Montreal to Burlington VT for less than $25 (Taxes and Vodka included!)

TAKE A BUS to the metro. When you board the bus try to give the driver the money ($2.75) you have correctly counted out. She will point you to the machine: feed the coins in one as a time, as directed, and the ticket will also work on the metro.

TAKE THE METRO to Bonaventure

TAKE THE 45 BUS from Bonaventure to Panama ($3.25)

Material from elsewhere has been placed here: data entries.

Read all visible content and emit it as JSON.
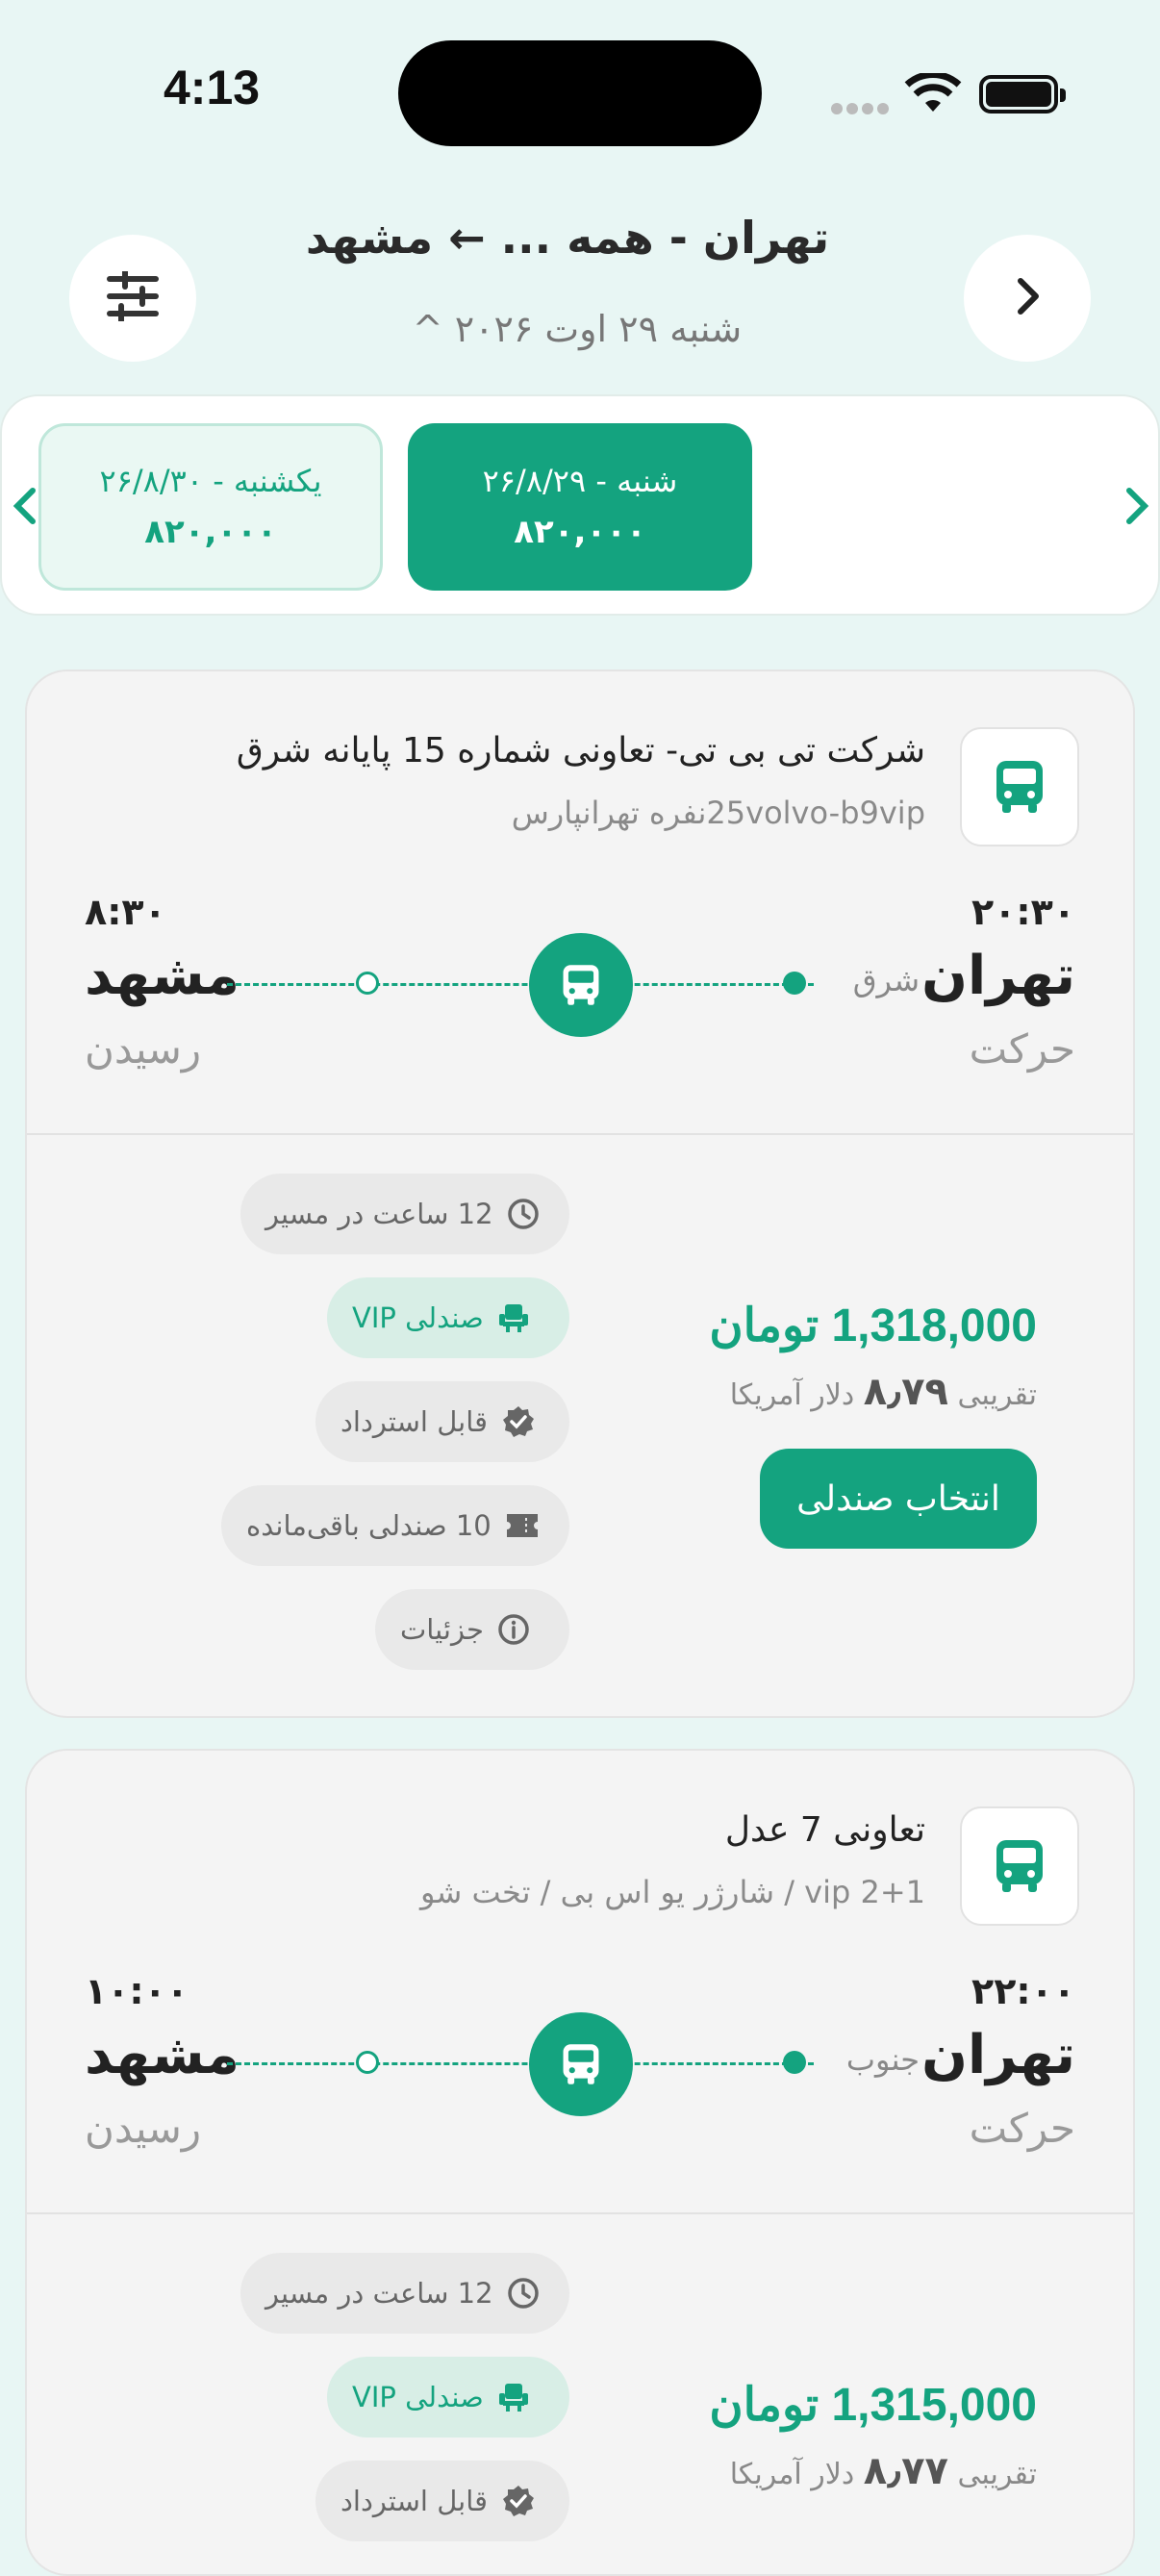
{
  "status_bar": {
    "time": "4:13"
  },
  "header": {
    "route_title": "تهران - همه ... ← مشهد",
    "date": "شنبه ۲۹ اوت ۲۰۲۶ ^"
  },
  "date_strip": [
    {
      "date": "شنبه - ۲۶/۸/۲۹",
      "price": "۸۲۰,۰۰۰",
      "active": true
    },
    {
      "date": "یکشنبه - ۲۶/۸/۳۰",
      "price": "۸۲۰,۰۰۰",
      "active": false
    }
  ],
  "trips": [
    {
      "company": "شرکت تی بی تی- تعاونی شماره 15 پایانه شرق",
      "bus_type": "25volvo-b9vipنفره تهرانپارس",
      "departure_time": "۲۰:۳۰",
      "origin": "تهران",
      "origin_terminal": "شرق",
      "departure_label": "حرکت",
      "arrival_time": "۸:۳۰",
      "destination": "مشهد",
      "arrival_label": "رسیدن",
      "chips": {
        "duration": "12 ساعت در مسیر",
        "seat_type": "صندلی VIP",
        "refund": "قابل استرداد",
        "remaining": "10 صندلی باقی‌مانده",
        "details": "جزئیات"
      },
      "price": "1,318,000 تومان",
      "approx_prefix": "تقریبی",
      "approx_value": "۸٫۷۹",
      "approx_suffix": "دلار آمریکا",
      "select_label": "انتخاب صندلی"
    },
    {
      "company": "تعاونی 7 عدل",
      "bus_type": "vip 2+1 / شارژر یو اس بی / تخت شو",
      "departure_time": "۲۲:۰۰",
      "origin": "تهران",
      "origin_terminal": "جنوب",
      "departure_label": "حرکت",
      "arrival_time": "۱۰:۰۰",
      "destination": "مشهد",
      "arrival_label": "رسیدن",
      "chips": {
        "duration": "12 ساعت در مسیر",
        "seat_type": "صندلی VIP",
        "refund": "قابل استرداد"
      },
      "price": "1,315,000 تومان",
      "approx_prefix": "تقریبی",
      "approx_value": "۸٫۷۷",
      "approx_suffix": "دلار آمریکا"
    }
  ],
  "colors": {
    "accent": "#14a37f",
    "background": "#e8f6f4"
  },
  "icons": [
    "filter-icon",
    "back-arrow-icon",
    "bus-icon",
    "clock-icon",
    "seat-icon",
    "verified-icon",
    "ticket-icon",
    "info-icon"
  ]
}
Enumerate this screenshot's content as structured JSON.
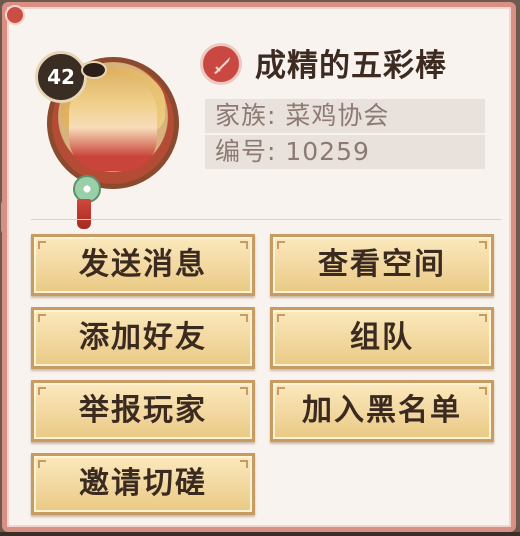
{
  "player": {
    "name": "成精的五彩棒",
    "level": "42",
    "clan_line": "家族: 菜鸡协会",
    "id_line": "编号: 10259"
  },
  "actions": [
    {
      "label": "发送消息"
    },
    {
      "label": "查看空间"
    },
    {
      "label": "添加好友"
    },
    {
      "label": "组队"
    },
    {
      "label": "举报玩家"
    },
    {
      "label": "加入黑名单"
    },
    {
      "label": "邀请切磋"
    }
  ],
  "colors": {
    "panel_border": "#d98f84",
    "button_gold": "#f2d79f",
    "accent_red": "#c94842"
  },
  "icons": [
    "level-badge",
    "eye-icon",
    "jade-pendant-icon",
    "sword-icon"
  ]
}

WALK towards highway 10. After relieving yourself under the bridge proceed on to the petrol station. There, an asian gentleman will make you realize you’ve gone too far. Walk back to the “on-ramp” and find an appropriate spot to stick out your thumb. You will soon realize that you are in completely the wrong place. Continue standing with your thumb out anyway. When a car stops, pick up your bags and move briskly down the road. The more awkward you are with this, the more kicks the guy gets when he drives off. Change sides of the road, where your first chauffeur will be

A GUY WITH A CHAIR.
He is a nice guy, he don’t speak english so well, he loves it when you try your French on him. He’s on his way back from Montreal where he’s bought a lazy boy. He will drop you off at the onramp of the 35

A CIVIL SERVANT
will take you from there to the border. He symphatises with you because he once waited 30 hours for a lift in Saskatchawan, surviving only on a jar of peanut butter. He will also point you in the direction of the

DUTY FREE Vodka ($12 .95)

“WARNING WARNING US HOMELAND SECURITY!” I jibed as I approached the desk. The officer looked up suddenly, looked around at his colleagues, and then back at my big smile.
“You some kinda wise guy eh?”
“Naa Mate,” I said, “Aussie.”
“You know here in The United States we take the security of our country very seriously indeed, and if you are going to joke about it, well… I’m just gonna be upset that’s all. And when I’m upset, I don’t like letting people into my country.”
“Officer,” I said, “With all due respect, I was only making a little joke, making light, if you will, of the reputation that US Homeland Security enjoys in the world. You know, all the stupid questions. The lack of a sense of humour. You know?” ($6)

A BUSINESSMAN
will introduce you the United States, and show you 20 Miles of the vermont he loves.

A MYSTERIOUS MAN
will pull up at the motorway entrance and say he only has room in the back of his truck. Enjoy the wind in your hair as darkness, like the inevitable approach of winter, like the change of the autumnal leaves, envelopes all, leaving only the blinding headlights trailing behind. The man will drop you off in his frontyard in Burlington South.

A RECOVERING ALCOHOLIC DOG (and her owner)
will notice your guitar, and shout, “Bill.” She will give you a lift to your destination in Burlington, even though your name isn’t Bill.